Mascoma sports fans are famous for their enthusiasm and exceptional school spirit, earning the name of "Rowdy Royals".

===Concert Band===
The Mascoma Concert Band has grown to large numbers in recent years, now consisting of approximately 40 members. The band has been on numerous trips to showcase and further develop their abilities. In 2008 they performed at the presidential inauguration in Washington DC. They traveled to Williamsburg, Virginia in 2014 to compete in the Heritage Music Festival. The Band, Guitar Ensemble, and Chorus brought back the first-place trophy. In 2011, they traveled down to Orlando, Florida to the Heritage Music Festival once more.
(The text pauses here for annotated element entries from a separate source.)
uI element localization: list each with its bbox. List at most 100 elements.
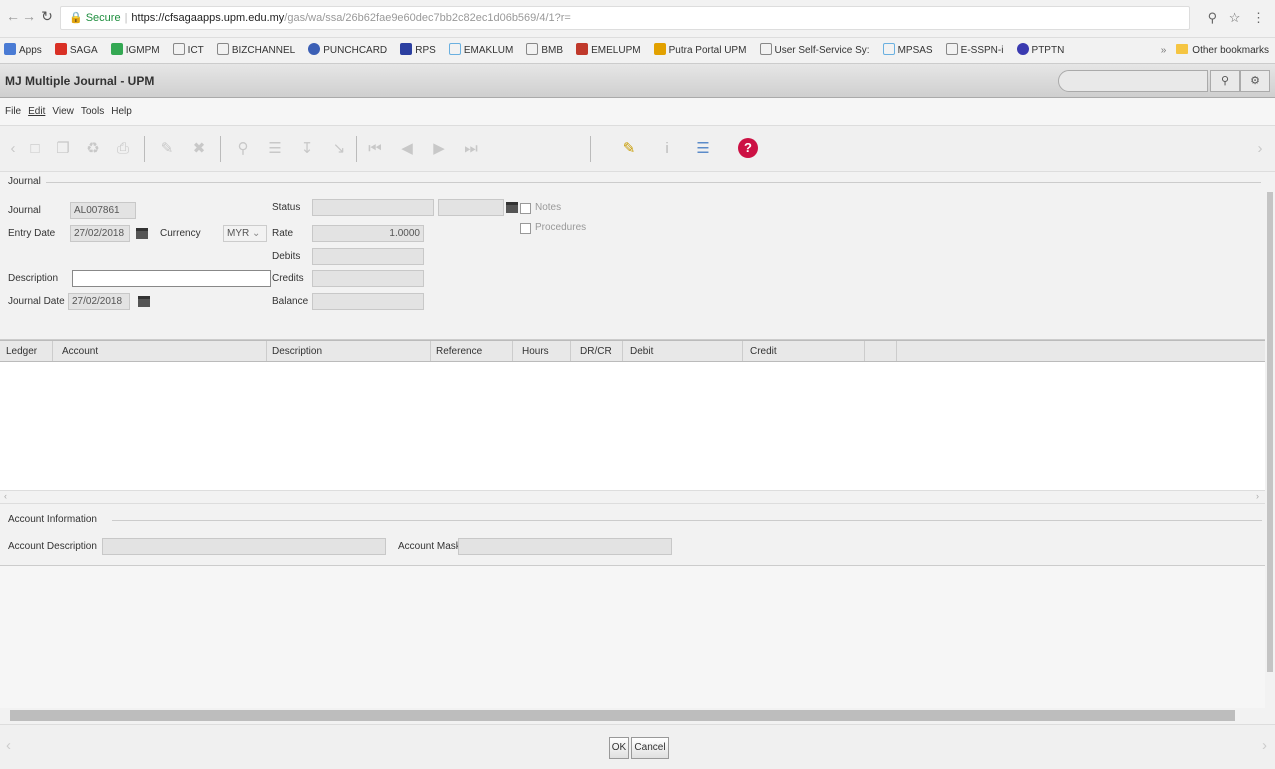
menu-bar: File Edit View Tools Help: [0, 98, 1275, 126]
notes-checkbox[interactable]: [520, 203, 531, 214]
bookmark-emelupm[interactable]: EMELUPM: [572, 38, 646, 63]
edit-icon[interactable]: ✎: [156, 138, 178, 160]
star-icon[interactable]: ☆: [1229, 10, 1241, 25]
copy-icon[interactable]: ❐: [52, 138, 74, 160]
url-path: /gas/wa/ssa/26b62fae9e60dec7bb2c82ec1d06…: [284, 12, 571, 24]
journal-date-field[interactable]: 27/02/2018: [68, 293, 130, 310]
chevron-right-icon[interactable]: ›: [1249, 138, 1271, 160]
vertical-scrollbar[interactable]: [1265, 172, 1275, 708]
calendar-icon[interactable]: [136, 228, 148, 239]
arrow-down-icon[interactable]: ↘: [328, 138, 350, 160]
bookmark-apps[interactable]: Apps: [0, 38, 48, 63]
scroll-right-icon[interactable]: ›: [1256, 491, 1259, 501]
search-icon[interactable]: ⚲: [1210, 70, 1240, 92]
cancel-button[interactable]: Cancel: [631, 737, 669, 759]
download-icon[interactable]: ↧: [296, 138, 318, 160]
currency-value: MYR: [227, 228, 250, 239]
bookmark-mpsas[interactable]: MPSAS: [879, 38, 939, 63]
page-icon: [172, 43, 185, 55]
entry-date-field[interactable]: 27/02/2018: [70, 225, 130, 242]
currency-select[interactable]: MYR ⌄: [223, 225, 267, 242]
credits-label: Credits: [272, 273, 304, 284]
column-reference[interactable]: Reference: [436, 346, 482, 357]
scroll-left-icon[interactable]: ‹: [4, 491, 7, 501]
debits-field: [312, 248, 424, 265]
zoom-icon[interactable]: ⚲: [1208, 10, 1218, 25]
entry-date-label: Entry Date: [8, 228, 56, 239]
column-ledger[interactable]: Ledger: [6, 346, 37, 357]
page-icon: [526, 43, 539, 55]
balance-field: [312, 293, 424, 310]
menu-edit[interactable]: Edit: [23, 98, 47, 126]
forward-icon[interactable]: →: [20, 7, 38, 25]
reload-icon[interactable]: ↻: [38, 7, 56, 25]
menu-tools[interactable]: Tools: [76, 98, 106, 126]
menu-view[interactable]: View: [47, 98, 76, 126]
balance-label: Balance: [272, 296, 309, 307]
rate-field[interactable]: 1.0000: [312, 225, 424, 242]
chevron-left-icon[interactable]: ‹: [2, 138, 24, 160]
menu-help[interactable]: Help: [106, 98, 134, 126]
chevron-left-icon[interactable]: ‹: [6, 737, 11, 754]
column-debit[interactable]: Debit: [630, 346, 653, 357]
column-credit[interactable]: Credit: [750, 346, 777, 357]
next-record-icon[interactable]: ▶: [428, 138, 450, 160]
delete-icon[interactable]: ✖: [188, 138, 210, 160]
settings-icon[interactable]: ⚙: [1240, 70, 1270, 92]
help-icon[interactable]: ?: [738, 138, 758, 158]
url-host: https://cfsagaapps.upm.edu.my: [131, 12, 285, 24]
calendar-icon[interactable]: [138, 296, 150, 307]
search-records-icon[interactable]: ⚲: [232, 138, 254, 160]
app-search-input[interactable]: [1058, 70, 1208, 92]
description-input[interactable]: [72, 270, 271, 287]
find-icon[interactable]: ♻: [82, 138, 104, 160]
bookmark-ptptn[interactable]: PTPTN: [1013, 38, 1071, 63]
previous-record-icon[interactable]: ◀: [396, 138, 418, 160]
new-icon[interactable]: □: [24, 138, 46, 160]
bookmark-emaklum[interactable]: EMAKLUM: [445, 38, 519, 63]
journal-label: Journal: [8, 205, 41, 216]
bookmark-e-sspn[interactable]: E-SSPN-i: [942, 38, 1010, 63]
last-record-icon[interactable]: ⏭: [460, 138, 482, 160]
bookmark-putra-portal[interactable]: Putra Portal UPM: [650, 38, 753, 63]
journal-field[interactable]: AL007861: [70, 202, 136, 219]
list-icon[interactable]: ☰: [264, 138, 286, 160]
menu-dots-icon[interactable]: ⋮: [1252, 10, 1265, 25]
document-icon[interactable]: ☰: [692, 138, 714, 160]
vertical-scroll-thumb[interactable]: [1267, 192, 1273, 672]
bookmark-igmpm[interactable]: IGMPM: [107, 38, 166, 63]
column-hours[interactable]: Hours: [522, 346, 549, 357]
notes-label: Notes: [535, 202, 562, 213]
ok-button[interactable]: OK: [609, 737, 629, 759]
attachment-icon[interactable]: ✎: [618, 138, 640, 160]
bookmark-rps[interactable]: RPS: [396, 38, 442, 63]
journal-date-label: Journal Date: [8, 296, 65, 307]
procedures-checkbox[interactable]: [520, 223, 531, 234]
bookmark-ict[interactable]: ICT: [169, 38, 210, 63]
account-information-label: Account Information: [8, 514, 97, 525]
print-icon[interactable]: ⎙: [112, 138, 134, 160]
account-information-panel: Account Information Account Description …: [0, 504, 1265, 566]
bookmark-punchcard[interactable]: PUNCHCARD: [304, 38, 393, 63]
bookmark-other[interactable]: » Other bookmarks: [1161, 38, 1269, 63]
first-record-icon[interactable]: ⏮: [364, 138, 386, 160]
bookmark-user-self-service[interactable]: User Self-Service Sy:: [756, 38, 876, 63]
info-icon[interactable]: i: [656, 138, 678, 160]
journal-lines-header: Ledger Account Description Reference Hou…: [0, 340, 1265, 362]
bookmark-bizchannel[interactable]: BIZCHANNEL: [213, 38, 301, 63]
app-title: MJ Multiple Journal - UPM: [5, 74, 155, 88]
grid-horizontal-scrollbar[interactable]: ‹ ›: [0, 490, 1265, 504]
bookmark-bmb[interactable]: BMB: [522, 38, 569, 63]
horizontal-scroll-thumb[interactable]: [10, 710, 1235, 721]
chevron-right-icon[interactable]: ›: [1262, 737, 1267, 754]
menu-file[interactable]: File: [0, 98, 23, 126]
url-input[interactable]: 🔒 Secure | https://cfsagaapps.upm.edu.my/ga…: [60, 6, 1190, 30]
horizontal-scrollbar[interactable]: [0, 708, 1275, 724]
calendar-icon[interactable]: [506, 202, 518, 213]
journal-lines-grid[interactable]: [0, 362, 1265, 490]
column-description[interactable]: Description: [272, 346, 322, 357]
column-account[interactable]: Account: [62, 346, 98, 357]
empty-area: [0, 566, 1265, 708]
bookmark-saga[interactable]: SAGA: [51, 38, 104, 63]
column-drcr[interactable]: DR/CR: [580, 346, 612, 357]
The Band won silver first, the Guitar Ensemble won gold first, and the Chorus won gold second. They also brought back the biggest trophy the festival had for the second time, and are planning on doing the same within the next few years.

=== MVRHS Radio===
In the beginning of the 2016–2017 school year a student run radio station was built in conjunction with the music department. The station is run solely by students with a staff of 15 total students. The station officially launched September 6, 2016, at 11:00 am. The station is known for its classic hits music format and is also known for carrying sports programming for Mascoma sports. The station streams online and is called X101 - Mascoma High School Radio. This station is not currently running.

===National Honor Society===
The Mascoma chapter of the National Honor Society consists of juniors and seniors who not only achieve high academic marks but also serve in their community and are responsible and helpful. They are then inducted by a faculty member who selects them and speaks on that student's behalf. This traditional selection process is kept a secret until the induction night.